Decision feedback equalizers have been used to recover digital signals after transmission over narrow band channels. If the intersymbol interference caused by such a channel is represented by its impulse response, this impulse response includes a positive maxima, called the "cursor" and representing the preferred data signal, and an extended region extending on both sides of the maxima. Precursor intersymbol interference signals (preceding the cursor) are typically canceled by an in-line filter in the received signal path while the post cursor intersymbol interference is canceled by an adaptive feedback filter. It has been proposed in the copending application of the present applicants, Ser. No. 392,773, filed Aug. 11, 1989, now matured into U.S. Pat. No. 5,031,194, issued Jul. 9, 1991, and assigned to applicants' assignee, to break the post-cursor region of the impulse response into two contiguous regions, a rapidly varying region compensated by a finite impulse response (FIR) and a slowly changing tail region compensated by an infinite impulse response (IIR), or pole-zero filter. The FIR filter includes a moderate number of taps since the intersymbol interference due to the rapidly varying region is limited. The IIR filter, although canceling a much longer region, has only a few taps because the tail of the impulse response is accurately modeled by a two-pole filter section. Both the FIR filter and the IIR filter are adapted using the equation error algorithm. It is to be noted that the equation error minimized in the abovenoted patent application is not the true performance criterion. The configuration described therein trades residual intersymbol interference, caused by a biased channel estimate, for noise enhancement, caused by a longer prefilter.
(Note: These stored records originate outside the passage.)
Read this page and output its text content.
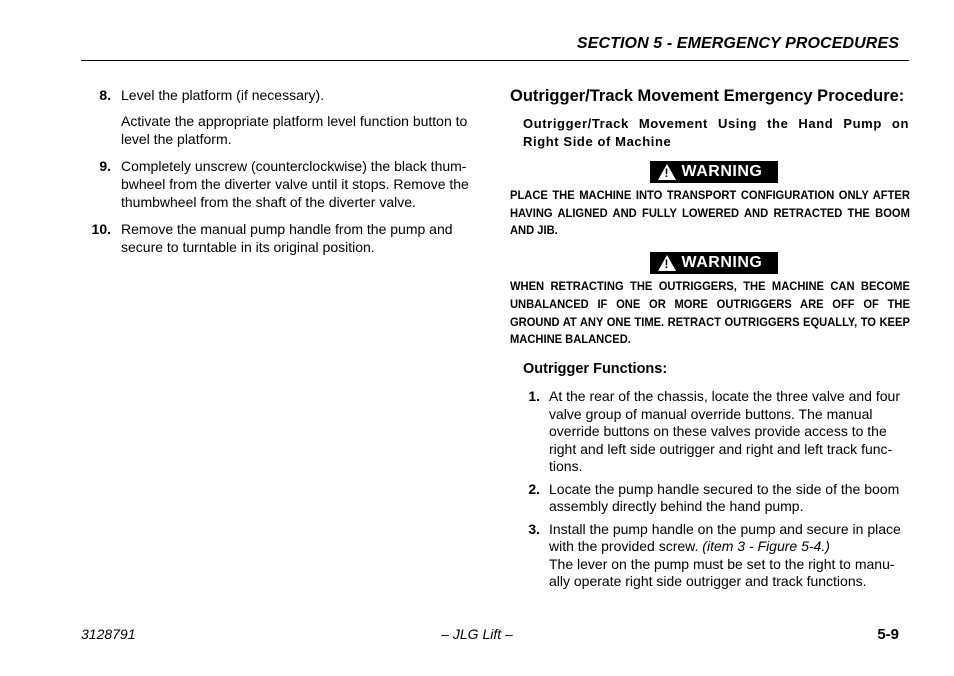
SECTION 5 - EMERGENCY PROCEDURES
8. Level the platform (if necessary).

Activate the appropriate platform level function button to level the platform.

9. Completely unscrew (counterclockwise) the black thum-bwheel from the diverter valve until it stops. Remove the thumbwheel from the shaft of the diverter valve.

10. Remove the manual pump handle from the pump and secure to turntable in its original position.

Outrigger/Track Movement Emergency Procedure:

Outrigger/Track Movement Using the Hand Pump on Right Side of Machine

! WARNING

PLACE THE MACHINE INTO TRANSPORT CONFIGURATION ONLY AFTER HAVING ALIGNED AND FULLY LOWERED AND RETRACTED THE BOOM AND JIB.

! WARNING

WHEN RETRACTING THE OUTRIGGERS, THE MACHINE CAN BECOME UNBALANCED IF ONE OR MORE OUTRIGGERS ARE OFF OF THE GROUND AT ANY ONE TIME. RETRACT OUTRIGGERS EQUALLY, TO KEEP MACHINE BALANCED.

Outrigger Functions:
1. At the rear of the chassis, locate the three valve and four valve group of manual override buttons. The manual override buttons on these valves provide access to the right and left side outrigger and right and left track func-tions.

2. Locate the pump handle secured to the side of the boom assembly directly behind the hand pump.

3. Install the pump handle on the pump and secure in place with the provided screw. (item 3 - Figure 5-4.)
The lever on the pump must be set to the right to manu-ally operate right side outrigger and track functions.

3128791	– JLG Lift –	5-9
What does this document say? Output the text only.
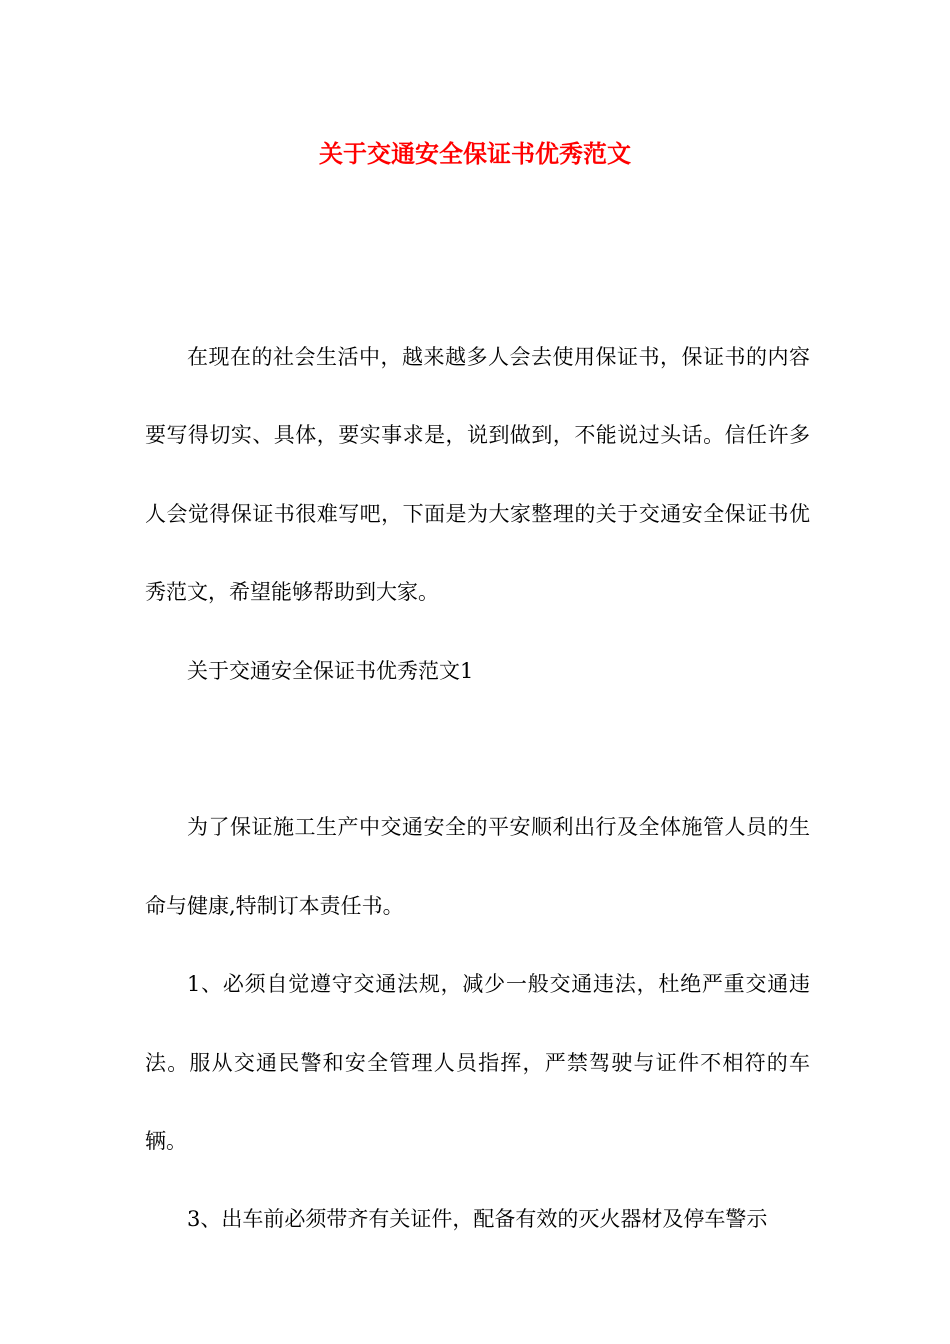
关于交通安全保证书优秀范文

在现在的社会生活中，越来越多人会去使用保证书，保证书的内容要写得切实、具体，要实事求是，说到做到，不能说过头话。信任许多人会觉得保证书很难写吧，下面是为大家整理的关于交通安全保证书优秀范文，希望能够帮助到大家。

关于交通安全保证书优秀范文1

为了保证施工生产中交通安全的平安顺利出行及全体施管人员的生命与健康,特制订本责任书。

1、必须自觉遵守交通法规，减少一般交通违法，杜绝严重交通违法。服从交通民警和安全管理人员指挥，严禁驾驶与证件不相符的车辆。

3、出车前必须带齐有关证件，配备有效的灭火器材及停车警示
J. J. Shynk in "Adaptive IIR Filtering," IEEE ASSP Magazine, Vol. 6, No. 2, pages 4-21, April 1989, and C. R. Johnson, in "Adaptive IIR Filtering: Current Results and Open Issues," IEEE Transactions on Information Theory, Vol. IT-30, No. 2, pages 237-250, March 1984, have described the use a gradient algorithm to adapt IIR filters in other applications. Unfortunately, in this algorithm, the coefficients of the filters are strongly interdependent, resulting in very slow convergence.
It has also been proposed to use an identification algorithm for adapting infinite impulse response filters in another context by K. Steiglitz and L. McBride in "A Technique for the Identification of Linear Systems," IEEE Transactions on Automatic Control, Vol. AC-10, pages 461-464, October, 1965. Unfortunately, this algorithm is designed for use with stored blocks of data and is not useful for serial sequential data as is found in subscriber loop data transmission. Moreover, this algorithm is computationally expensive.
A sequential version of the identification algorithm of the Steiglitz and McBride article is proposed by H. Fan and W. K. Jenkins in "A New Adaptive IIR Filter," IEEE Transactions on Circuits and Systems, Vol. CAS-33, No. 10, pages 939-947, October, 1986. Unfortunately this sequential identification algorithm converges no more quickly than the gradient algorithm described above.